Let’s be clear this isn’t a real benchmark. It’s a very special case on some respects; a tight series of loops containing a SQRT operation (which accounts for a sizable chunk of the CPU cycles). It also doesn’t involve any significant memory allocation which seems to be where it can be easier for the managed code to produce better performance.
Some of this makes sense but it also raises big some questions. Running on a quad core Intel i7 (eight hardware threads) the C# parallel implementation runs four times as fast as it does on a single core. This is largely what you’d expect.

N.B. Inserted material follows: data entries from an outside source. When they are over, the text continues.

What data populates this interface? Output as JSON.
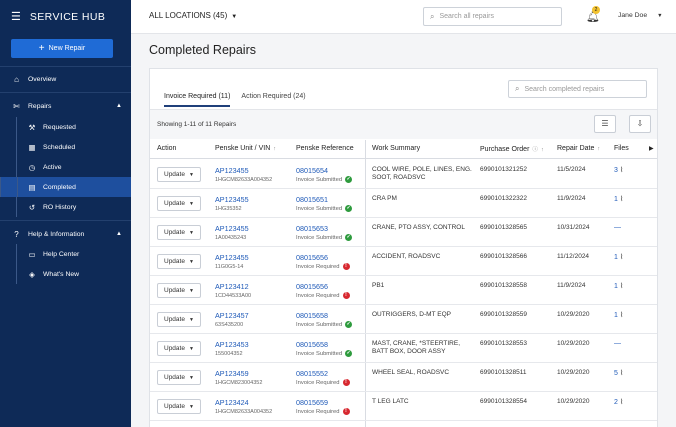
{
  "app": {
    "brand": "SERVICE HUB"
  },
  "sidebar": {
    "new_repair": "New Repair",
    "overview": "Overview",
    "repairs": "Repairs",
    "repairs_sub": [
      "Requested",
      "Scheduled",
      "Active",
      "Completed",
      "RO History"
    ],
    "help": "Help & Information",
    "help_sub": [
      "Help Center",
      "What's New"
    ]
  },
  "topbar": {
    "location": "ALL LOCATIONS (45)",
    "search_placeholder": "Search all repairs",
    "notification_count": "2",
    "user": "Jane Doe"
  },
  "page": {
    "title": "Completed Repairs"
  },
  "tabs": [
    {
      "label": "Invoice Required (11)",
      "active": true
    },
    {
      "label": "Action Required (24)",
      "active": false
    }
  ],
  "card": {
    "search_placeholder": "Search completed repairs",
    "showing": "Showing 1-11 of 11 Repairs"
  },
  "columns": {
    "action": "Action",
    "unit": "Penske Unit / VIN",
    "reference": "Penske Reference",
    "work": "Work Summary",
    "po": "Purchase Order",
    "date": "Repair Date",
    "files": "Files"
  },
  "rows": [
    {
      "unit": "AP123455",
      "vin": "1HGCM82633A004352",
      "ref": "08015654",
      "status": "Invoice Submitted",
      "ok": true,
      "work": "COOL WIRE, POLE, LINES, ENG. SOOT, ROADSVC",
      "po": "6990101321252",
      "date": "11/5/2024",
      "files": "3"
    },
    {
      "unit": "AP123455",
      "vin": "1HG35352",
      "ref": "08015651",
      "status": "Invoice Submitted",
      "ok": true,
      "work": "CRA PM",
      "po": "6990101322322",
      "date": "11/9/2024",
      "files": "1"
    },
    {
      "unit": "AP123455",
      "vin": "1A00435243",
      "ref": "08015653",
      "status": "Invoice Submitted",
      "ok": true,
      "work": "CRANE, PTO ASSY, CONTROL",
      "po": "6990101328565",
      "date": "10/31/2024",
      "files": "—"
    },
    {
      "unit": "AP123455",
      "vin": "11G0G5-14",
      "ref": "08015656",
      "status": "Invoice Required",
      "ok": false,
      "work": "ACCIDENT, ROADSVC",
      "po": "6990101328566",
      "date": "11/12/2024",
      "files": "1"
    },
    {
      "unit": "AP123412",
      "vin": "1CD44533A00",
      "ref": "08015656",
      "status": "Invoice Required",
      "ok": false,
      "work": "PB1",
      "po": "6990101328558",
      "date": "11/9/2024",
      "files": "1"
    },
    {
      "unit": "AP123457",
      "vin": "63S435200",
      "ref": "08015658",
      "status": "Invoice Submitted",
      "ok": true,
      "work": "OUTRIGGERS, D-MT EQP",
      "po": "6990101328559",
      "date": "10/29/2020",
      "files": "1"
    },
    {
      "unit": "AP123453",
      "vin": "155004352",
      "ref": "08015658",
      "status": "Invoice Submitted",
      "ok": true,
      "work": "MAST, CRANE, *STEERTIRE, BATT BOX, DOOR ASSY",
      "po": "6990101328553",
      "date": "10/29/2020",
      "files": "—"
    },
    {
      "unit": "AP123459",
      "vin": "1HGCM823004352",
      "ref": "08015552",
      "status": "Invoice Required",
      "ok": false,
      "work": "WHEEL SEAL, ROADSVC",
      "po": "6990101328511",
      "date": "10/29/2020",
      "files": "5"
    },
    {
      "unit": "AP123424",
      "vin": "1HGCM82633A004352",
      "ref": "08015659",
      "status": "Invoice Required",
      "ok": false,
      "work": "T LEG LATC",
      "po": "6990101328554",
      "date": "10/29/2020",
      "files": "2"
    }
  ],
  "update_label": "Update",
  "colors": {
    "sidebar": "#0e2a57",
    "accent": "#1f6bd6",
    "link": "#1f5ab8",
    "ok": "#2e9b3e",
    "error": "#d7282f"
  }
}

Firstly, you would expect a similar 4x speedup when comparing the single core and parallel C++ implementations but that’s not what’s observed. The OpenMP implementation is only twice as fast, not what you’d expect. Clearly something is limiting performance. At this stage it is hard to determine.
Secondly, the serial C++ implementation is much faster than I’d expect when compared to the C# native C++. 4x speedup just seems odd. This suggests that my C# code could be more efficient but this might be at the expense of readability. The C++ code uses macros to modify the BodyNative struct’s data directly whereas the C# code does so through via methods on the Body class. If these method calls aren’t placed inline then this could well be the cause (see previous post on C# and inline methods).
Caveat Emptor: In both cases some more investigation is required. This post doesn’t have all the answers. Maybe an evening playing with the profiler and another post on the results is in order? If nothing else the thing I learnt from this is you have to think a lot harder about performance than you’d expect.